Actually, I think it's interesting that I disagree on the Insane Villain as a 'get out of jail free', since insanity is more complex than you've made it out to be.
Usually insanity is caused by something, which is where the intricacy lies, as well as how they present their madness; I'd compare Johnny and Jim Moriarty in this instance. It is actually exponentially hard to write an insane character well, which is probably why it's hard to see a good one done. It's just insanity is easy to write badly. Like in Johnny, he's always at odds with himself and hallucinating, thinking he's doing the right thing, turns out he is and that though he is insane, what drove him insane and what people would call a product of his insanity actually exists, which for me creates an interesting loop.

Like my villain Amaterasu; her insanity is vastly complex and more to do with her species and a choice she makes that ultimate leads her to go crazy. However, she maintains a sane disposition and has fits of insanity, and slowly gets consumed by it. She's an insanity/back story/revenge-driven mix of a villain - and only a villain to the main characters and not to the world she's based in.
You can make lots from an insanity based villain but you have to know what you're doing and -especially for second creation- be creative. Like how none of my heroes are wholly good; the hero winning in this case will end a golden era, unfortunately he has no choice because that's what other main characters want. That and he's the reason she's insane in the first place and she's trying to kill him (which would actually end her insanity). Her insanity is less a mental illness rather than her mind actually breaking and falling apart.

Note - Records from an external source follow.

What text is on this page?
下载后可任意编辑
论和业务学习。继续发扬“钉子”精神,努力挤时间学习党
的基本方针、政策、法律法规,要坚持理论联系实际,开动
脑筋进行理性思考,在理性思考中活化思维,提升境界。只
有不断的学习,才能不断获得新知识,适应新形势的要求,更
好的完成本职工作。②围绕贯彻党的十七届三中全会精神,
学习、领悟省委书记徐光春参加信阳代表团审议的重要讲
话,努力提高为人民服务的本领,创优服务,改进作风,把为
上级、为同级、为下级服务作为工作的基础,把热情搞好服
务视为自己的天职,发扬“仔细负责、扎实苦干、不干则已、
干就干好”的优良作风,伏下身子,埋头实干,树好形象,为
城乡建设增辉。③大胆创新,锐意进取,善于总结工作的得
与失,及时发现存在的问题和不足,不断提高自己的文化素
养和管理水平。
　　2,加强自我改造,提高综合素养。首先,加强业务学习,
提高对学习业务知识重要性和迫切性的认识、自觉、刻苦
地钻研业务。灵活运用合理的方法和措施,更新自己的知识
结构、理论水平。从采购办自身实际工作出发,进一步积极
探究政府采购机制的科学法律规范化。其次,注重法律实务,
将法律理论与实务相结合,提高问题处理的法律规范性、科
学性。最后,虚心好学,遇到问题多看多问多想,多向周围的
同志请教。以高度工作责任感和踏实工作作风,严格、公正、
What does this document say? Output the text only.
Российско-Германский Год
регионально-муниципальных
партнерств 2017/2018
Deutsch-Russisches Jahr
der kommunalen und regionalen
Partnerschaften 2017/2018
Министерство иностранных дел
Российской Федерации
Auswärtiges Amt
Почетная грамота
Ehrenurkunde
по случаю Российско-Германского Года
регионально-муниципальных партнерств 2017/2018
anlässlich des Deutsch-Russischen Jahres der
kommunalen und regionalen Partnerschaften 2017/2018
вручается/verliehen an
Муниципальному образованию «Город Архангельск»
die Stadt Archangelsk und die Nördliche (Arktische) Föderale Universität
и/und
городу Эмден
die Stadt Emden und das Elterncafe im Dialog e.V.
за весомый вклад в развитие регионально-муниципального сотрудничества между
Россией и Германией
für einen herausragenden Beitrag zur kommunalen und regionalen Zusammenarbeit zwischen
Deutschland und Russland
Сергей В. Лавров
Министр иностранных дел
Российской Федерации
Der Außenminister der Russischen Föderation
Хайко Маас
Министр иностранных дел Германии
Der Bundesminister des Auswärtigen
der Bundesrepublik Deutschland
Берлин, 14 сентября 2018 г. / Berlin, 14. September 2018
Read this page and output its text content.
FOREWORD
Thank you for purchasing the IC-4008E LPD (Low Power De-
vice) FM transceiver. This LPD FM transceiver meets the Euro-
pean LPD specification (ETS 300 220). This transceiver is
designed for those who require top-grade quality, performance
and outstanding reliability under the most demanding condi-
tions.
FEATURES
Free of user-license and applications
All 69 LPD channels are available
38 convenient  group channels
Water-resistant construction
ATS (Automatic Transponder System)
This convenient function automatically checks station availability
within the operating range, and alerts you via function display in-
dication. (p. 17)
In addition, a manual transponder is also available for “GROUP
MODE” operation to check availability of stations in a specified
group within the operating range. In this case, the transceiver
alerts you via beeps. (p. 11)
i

I don't like making Good vs Evil. I know it's contradicting, but this is the only archetype I think that is the ultimate 'get out of jail free', since there needs to be no reasonable explanation for either sides other that 'they're good, they're evil'. However this is not based on the bad writing of this archetype rather than, too me, it simply seems lazy and takes the fun out of an otherwise good story. While I do respect your opinions, and I though the majority of this guide was very well written and overall informative, I just didn't agree with the insanity archetype.